What has been already said shows that ignorance alone can charge Catholics with introducing a new mode of division in order to give less prominence to the prohibition of idolworship. The division was current long before any strife on images had arisen in the Church.

Next, the Catholics, in this division of the first and second commandments, have the whole weight of rabbinical tradition on their side.

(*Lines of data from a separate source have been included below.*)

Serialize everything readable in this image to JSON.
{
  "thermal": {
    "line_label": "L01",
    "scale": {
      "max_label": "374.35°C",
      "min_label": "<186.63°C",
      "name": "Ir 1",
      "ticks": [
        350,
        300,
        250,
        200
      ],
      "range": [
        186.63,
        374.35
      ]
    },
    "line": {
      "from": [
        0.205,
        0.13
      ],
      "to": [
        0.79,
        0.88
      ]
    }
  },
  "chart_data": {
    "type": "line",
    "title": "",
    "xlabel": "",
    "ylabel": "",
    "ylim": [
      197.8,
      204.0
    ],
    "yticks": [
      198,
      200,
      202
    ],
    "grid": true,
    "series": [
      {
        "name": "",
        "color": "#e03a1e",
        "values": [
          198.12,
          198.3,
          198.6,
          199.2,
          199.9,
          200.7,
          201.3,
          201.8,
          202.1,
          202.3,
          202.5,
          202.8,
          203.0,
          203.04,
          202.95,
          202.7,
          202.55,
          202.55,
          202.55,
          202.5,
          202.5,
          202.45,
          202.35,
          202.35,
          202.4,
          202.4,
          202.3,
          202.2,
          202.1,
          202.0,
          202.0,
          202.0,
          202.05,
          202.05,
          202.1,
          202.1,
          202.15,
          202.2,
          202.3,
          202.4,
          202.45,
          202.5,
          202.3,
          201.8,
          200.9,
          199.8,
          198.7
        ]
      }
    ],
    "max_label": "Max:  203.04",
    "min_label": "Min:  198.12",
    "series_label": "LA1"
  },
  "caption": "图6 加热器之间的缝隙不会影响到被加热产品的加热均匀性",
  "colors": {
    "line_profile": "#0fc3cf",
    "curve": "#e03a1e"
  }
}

Thirdly, the modern Catholic division is the only one consistent with the Hebrew text, as usually found in MSS. and printed editions. The text is divided into ten sections, which correspond precisely with our Catholic division. These sections are admitted to be very ancient, older even than the Masoretic text, and the Protestant scholar Kennicott found them so marked in 460 out of 694 MSS. which he collated.3

Lastly, the wording of the text both in Exodus and Deuteronomy strongly favors the Catholic division. The promises and threats, "I am the Lord thy God, mighty, jealous," etc., are much more suitable on the theory that the prohibition of strange gods and idols forms one commandment, while in Deuteronomy, after the prohibition of coveting our neighbor's wife, the change of the verb mentioned above seems to indicate the beginning of a new commandment; nor is there any difficulty in distinguishing carnal desire from coveting another man's goods. (The facts as here given will be found in Kalisch, Knobel, and Keil in their commentaries on Exodus. The first is a very learned Jew, the second a Rationalist, the third an orthodox Protestant. All are opposed to the Catholic mode of division. Dillmann's Commentary (1881) has also been consulted.)

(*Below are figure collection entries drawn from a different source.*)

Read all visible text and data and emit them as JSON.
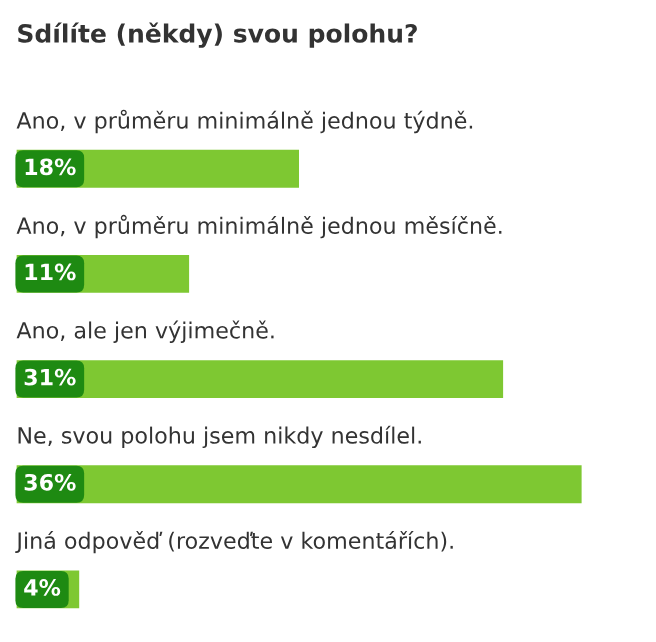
{
  "chart_data": {
    "type": "bar",
    "orientation": "horizontal",
    "title": "Sdílíte (někdy) svou polohu?",
    "categories": [
      "Ano, v průměru minimálně jednou týdně.",
      "Ano, v průměru minimálně jednou měsíčně.",
      "Ano, ale jen výjimečně.",
      "Ne, svou polohu jsem nikdy nesdílel.",
      "Jiná odpověď (rozveďte v komentářích)."
    ],
    "values": [
      18,
      11,
      31,
      36,
      4
    ],
    "value_labels": [
      "18%",
      "11%",
      "31%",
      "36%",
      "4%"
    ],
    "color": "#7ec832"
  }
}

1 Concil, Trident. Sess, vi, De Justif, can 19. 20.

2 Cat. ROM iii. 1, 3. An exception must be made of that clause in the third commandment which fixes the seventh day for divine worship. As to the apparent prohibition of images, see Petav. De Incarn. xv.6. Here it is enough to say that if, with Josephus, we hold that the commandment absolutely prohibits sculpture and painting, so that Solomon broke it when he made the twelve oxen under the brazen sea or the lions for his throne, then we must hold that this ceremonial part of the commandment no longer binds.

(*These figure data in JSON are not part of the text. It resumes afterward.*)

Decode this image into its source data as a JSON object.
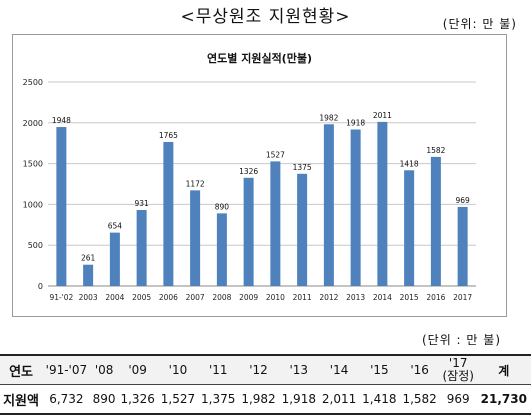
{
  "header": {
    "title": "<무상원조 지원현황>",
    "unit_top": "(단위: 만 불)",
    "unit_bottom": "(단위 : 만 불)"
  },
  "chart_data": {
    "type": "bar",
    "title": "연도별 지원실적(만불)",
    "categories": [
      "91-'02",
      "2003",
      "2004",
      "2005",
      "2006",
      "2007",
      "2008",
      "2009",
      "2010",
      "2011",
      "2012",
      "2013",
      "2014",
      "2015",
      "2016",
      "2017"
    ],
    "values": [
      1948,
      261,
      654,
      931,
      1765,
      1172,
      890,
      1326,
      1527,
      1375,
      1982,
      1918,
      2011,
      1418,
      1582,
      969
    ],
    "ylim": [
      0,
      2500
    ],
    "yticks": [
      0,
      500,
      1000,
      1500,
      2000,
      2500
    ],
    "grid": true,
    "bar_color": "#4f81bd"
  },
  "table": {
    "columns": [
      "연도",
      "'91-'07",
      "'08",
      "'09",
      "'10",
      "'11",
      "'12",
      "'13",
      "'14",
      "'15",
      "'16",
      "'17\n(잠정)",
      "계"
    ],
    "row": [
      "지원액",
      "6,732",
      "890",
      "1,326",
      "1,527",
      "1,375",
      "1,982",
      "1,918",
      "2,011",
      "1,418",
      "1,582",
      "969",
      "21,730"
    ]
  }
}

3 There is no doubt that the prohibition of polytheism and of imageworship always forms one section. In some MSS., however, of Exodus there are only nine sections in the text of the decalogue, our ninth and tenth commandments forming one section. Kennicott, says Keil, found the division wanting in 234 Out of 694 MSS. which he collated, and an examination of Kennicott's Bible confirms Keil's statement. Dillmann's assertion that Kennicott found the division between the ninth and tenth commandments wanting in most of his MSS. seems to be wholly inaccurate.